Headlines: November 25th, 2008

Local authorities and other bodies considering measures to cut people’s use of their cars are being urged to think again. An international conference will be told today that car reduction policies can have unforeseen economic and social consequences.

The warning will be given by Elizabeth Dainton, the Research Development Manager for the RAC Foundation, who will use a speech to the 7th International Mo.Ve Mobility Forum in Venice to say that moves to enforce restrictions on car use should not be introduced without a full understanding of the outcomes.

In response to a debate entitled ‘Car Dependency of individuals: lazy and wasteful drivers or lack of viable and acceptable alternatives?’ she will say the great majority of British motorists are not wasteful or lazy but that they do not have viable and acceptable alternatives to the private car. She will use previously published research and data from an ongoing study to explain that the reasons people use cars are complex, motivated by individual needs and wider society planning.
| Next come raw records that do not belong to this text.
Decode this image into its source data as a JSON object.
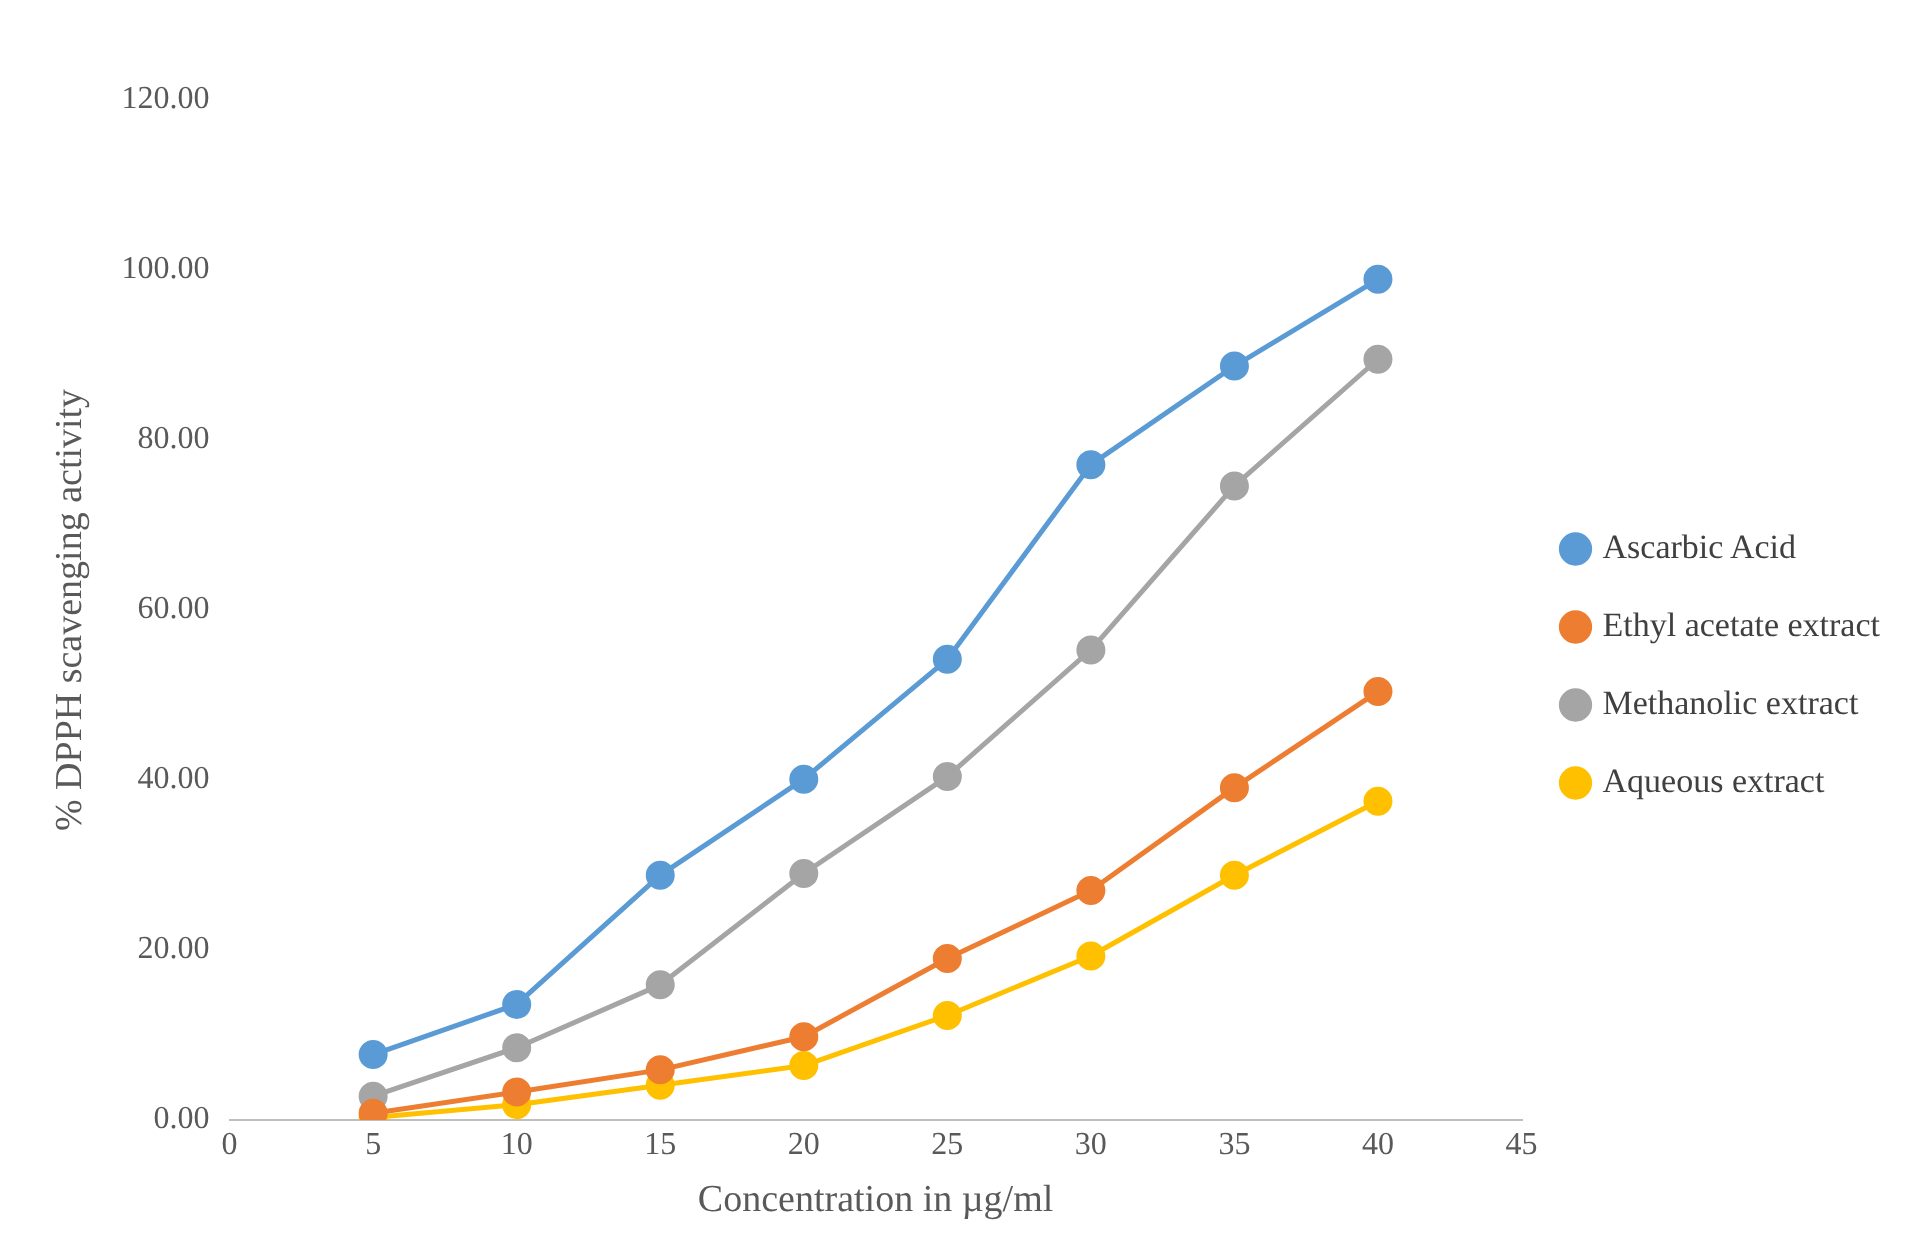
{
  "chart_data": {
    "type": "line",
    "xlabel": "Concentration in µg/ml",
    "ylabel": "% DPPH scavenging activity",
    "x": [
      5,
      10,
      15,
      20,
      25,
      30,
      35,
      40
    ],
    "series": [
      {
        "name": "Ascarbic Acid",
        "color": "#5b9bd5",
        "values": [
          7.7,
          13.6,
          28.8,
          40.1,
          54.2,
          77.1,
          88.7,
          98.9
        ]
      },
      {
        "name": "Ethyl acetate extract",
        "color": "#ed7d31",
        "values": [
          0.8,
          3.3,
          5.9,
          9.8,
          19.0,
          27.0,
          39.1,
          50.4
        ]
      },
      {
        "name": "Methanolic extract",
        "color": "#a5a5a5",
        "values": [
          2.8,
          8.5,
          15.9,
          29.0,
          40.4,
          55.3,
          74.6,
          89.5
        ]
      },
      {
        "name": "Aqueous extract",
        "color": "#ffc000",
        "values": [
          0.3,
          1.8,
          4.1,
          6.4,
          12.3,
          19.3,
          28.8,
          37.5
        ]
      }
    ],
    "xlim": [
      0,
      45
    ],
    "xticks": [
      0,
      5,
      10,
      15,
      20,
      25,
      30,
      35,
      40,
      45
    ],
    "ylim": [
      0,
      120
    ],
    "yticks": [
      {
        "value": 0,
        "label": "0.00"
      },
      {
        "value": 20,
        "label": "20.00"
      },
      {
        "value": 40,
        "label": "40.00"
      },
      {
        "value": 60,
        "label": "60.00"
      },
      {
        "value": 80,
        "label": "80.00"
      },
      {
        "value": 100,
        "label": "100.00"
      },
      {
        "value": 120,
        "label": "120.00"
      }
    ],
    "grid": false,
    "legend": "right",
    "marker": "circle",
    "line_style": "solid"
  }
}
She will tell the Forum that if badly designed policies are implemented to reduce car usage for climate change, carbon emission, congestion, road safety or human health reasons there are likely to be economic and social consequences. She will argue that the trade-offs required need to be better understood before policy is developed and implemented.
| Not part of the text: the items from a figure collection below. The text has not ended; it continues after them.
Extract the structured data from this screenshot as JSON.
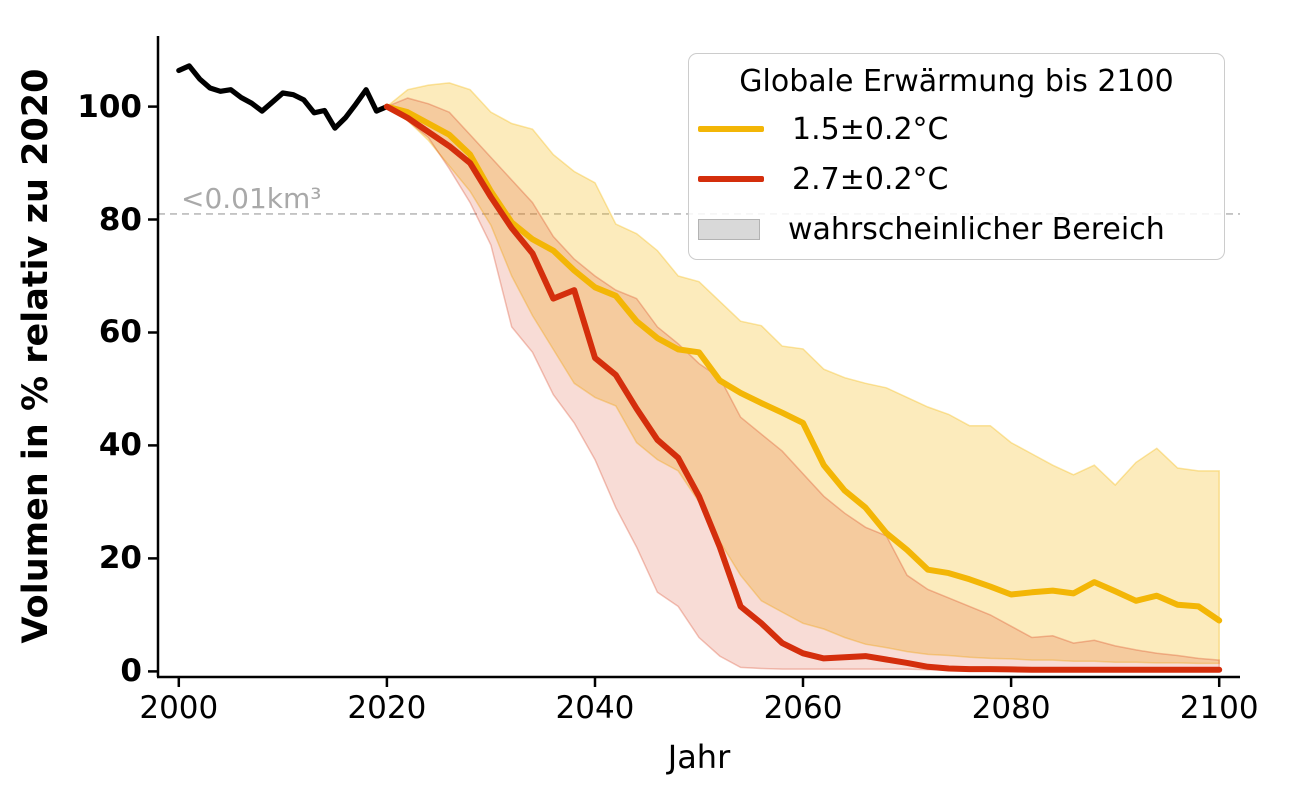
{
  "chart_data": {
    "type": "line",
    "xlabel": "Jahr",
    "ylabel": "Volumen in % relativ zu 2020",
    "xlim": [
      1998,
      2102
    ],
    "ylim": [
      -1,
      112.5
    ],
    "grid": false,
    "x_ticks": [
      2000,
      2020,
      2040,
      2060,
      2080,
      2100
    ],
    "x_tick_labels": [
      "2000",
      "2020",
      "2040",
      "2060",
      "2080",
      "2100"
    ],
    "y_ticks": [
      0,
      20,
      40,
      60,
      80,
      100
    ],
    "y_tick_labels": [
      "0",
      "20",
      "40",
      "60",
      "80",
      "100"
    ],
    "threshold": {
      "value": 81,
      "label": "<0.01km³",
      "line_color": "#bbbbbb"
    },
    "legend": {
      "title": "Globale Erwärmung bis 2100",
      "position": "upper right",
      "items": [
        {
          "label": "1.5±0.2°C",
          "type": "line",
          "color": "#f3b606"
        },
        {
          "label": "2.7±0.2°C",
          "type": "line",
          "color": "#d42e0c"
        },
        {
          "label": "wahrscheinlicher Bereich",
          "type": "patch",
          "color": "#d9d9d9"
        }
      ]
    },
    "colors": {
      "historical": "#000000",
      "line_15": "#f3b606",
      "line_27": "#d42e0c",
      "band_15_fill_opacity": 0.27,
      "band_27_fill_opacity": 0.17
    },
    "series": [
      {
        "name": "historical",
        "x": [
          2000,
          2001,
          2002,
          2003,
          2004,
          2005,
          2006,
          2007,
          2008,
          2009,
          2010,
          2011,
          2012,
          2013,
          2014,
          2015,
          2016,
          2017,
          2018,
          2019,
          2020
        ],
        "values": [
          106.4,
          107.2,
          104.9,
          103.3,
          102.7,
          103.0,
          101.6,
          100.6,
          99.2,
          100.8,
          102.4,
          102.1,
          101.2,
          98.9,
          99.3,
          96.2,
          98.0,
          100.4,
          103.0,
          99.2,
          100.0
        ]
      },
      {
        "name": "scenario_1.5C",
        "x": [
          2020,
          2022,
          2024,
          2026,
          2028,
          2030,
          2032,
          2034,
          2036,
          2038,
          2040,
          2042,
          2044,
          2046,
          2048,
          2050,
          2052,
          2054,
          2056,
          2058,
          2060,
          2062,
          2064,
          2066,
          2068,
          2070,
          2072,
          2074,
          2076,
          2078,
          2080,
          2082,
          2084,
          2086,
          2088,
          2090,
          2092,
          2094,
          2096,
          2098,
          2100
        ],
        "values": [
          100,
          99.0,
          97.0,
          95.0,
          91.5,
          85.0,
          79.5,
          76.5,
          74.5,
          71.0,
          68.0,
          66.5,
          62.0,
          59.0,
          57.0,
          56.5,
          51.5,
          49.3,
          47.5,
          45.8,
          44.0,
          36.5,
          32.0,
          29.0,
          24.5,
          21.5,
          18.0,
          17.4,
          16.3,
          15.0,
          13.6,
          14.0,
          14.3,
          13.8,
          15.8,
          14.2,
          12.5,
          13.4,
          11.8,
          11.5,
          9.0
        ],
        "band_upper": [
          100,
          103,
          103.8,
          104.2,
          103,
          99,
          97,
          96,
          91.5,
          88.5,
          86.5,
          79.2,
          77.5,
          74.5,
          70,
          69,
          65.5,
          62,
          61.2,
          57.6,
          57.1,
          53.5,
          52,
          51,
          50.2,
          48.5,
          46.8,
          45.5,
          43.5,
          43.5,
          40.5,
          38.5,
          36.5,
          34.8,
          36.5,
          33,
          37,
          39.5,
          36,
          35.5,
          35.5
        ],
        "band_lower": [
          100,
          97.5,
          94,
          89.5,
          85,
          79,
          70,
          63,
          57,
          51,
          48.5,
          47,
          40.5,
          37.5,
          35.5,
          30,
          23,
          17,
          12.5,
          10.5,
          8.5,
          7.5,
          6,
          4.8,
          4.2,
          3.5,
          3,
          2.8,
          2.5,
          2.3,
          2.2,
          2,
          2,
          1.8,
          1.8,
          1.6,
          1.6,
          1.5,
          1.5,
          1.4,
          1.4
        ]
      },
      {
        "name": "scenario_2.7C",
        "x": [
          2020,
          2022,
          2024,
          2026,
          2028,
          2030,
          2032,
          2034,
          2036,
          2038,
          2040,
          2042,
          2044,
          2046,
          2048,
          2050,
          2052,
          2054,
          2056,
          2058,
          2060,
          2062,
          2064,
          2066,
          2068,
          2070,
          2072,
          2074,
          2076,
          2078,
          2080,
          2082,
          2084,
          2086,
          2088,
          2090,
          2092,
          2094,
          2096,
          2098,
          2100
        ],
        "values": [
          100,
          98.0,
          95.5,
          93.0,
          90.0,
          84.0,
          78.5,
          74.0,
          66.0,
          67.5,
          55.5,
          52.5,
          46.5,
          41.0,
          37.8,
          31.0,
          22.0,
          11.5,
          8.5,
          5.0,
          3.2,
          2.3,
          2.5,
          2.7,
          2.1,
          1.5,
          0.8,
          0.5,
          0.4,
          0.4,
          0.35,
          0.3,
          0.3,
          0.3,
          0.3,
          0.3,
          0.3,
          0.3,
          0.3,
          0.3,
          0.3
        ],
        "band_upper": [
          100,
          101.5,
          100.5,
          99,
          95,
          91,
          87,
          83,
          77,
          73,
          70,
          67.5,
          66,
          61,
          58,
          54.5,
          52,
          45,
          42,
          39,
          35,
          31,
          28,
          25.5,
          24,
          17,
          14.5,
          13,
          11.5,
          10,
          8,
          6,
          6.3,
          5,
          5.5,
          4.5,
          3.8,
          3.2,
          2.8,
          2.3,
          2
        ],
        "band_lower": [
          100,
          97.5,
          94.5,
          89,
          83,
          75.5,
          61,
          56.5,
          49,
          44,
          37.5,
          29,
          22,
          14,
          11.5,
          6,
          2.7,
          0.7,
          0.5,
          0.4,
          0.4,
          0.4,
          0.4,
          0.4,
          0.4,
          0.4,
          0.3,
          0.3,
          0.3,
          0.3,
          0.3,
          0.3,
          0.3,
          0.3,
          0.3,
          0.3,
          0.3,
          0.3,
          0.3,
          0.3,
          0.3
        ]
      }
    ]
  }
}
Ms Dainton believes the term ‘car dependence’ has hindered the debate and she will suggest that any administrations addressing car usage need to find a fresh way of looking at future challenges. She also believes that concerns over climate change, congestion, road safety and health make the development of non-voluntary car reduction policies more likely. “Car use has become the norm. It is an important feature of modern life, which has provided an unparalleled level of mobility and access to people going about their everyday activities. Car ownership and use has formed the basis of people’s decisions on where to live, work and educate their families. These decisions are hard to reverse,” she will tell delegates.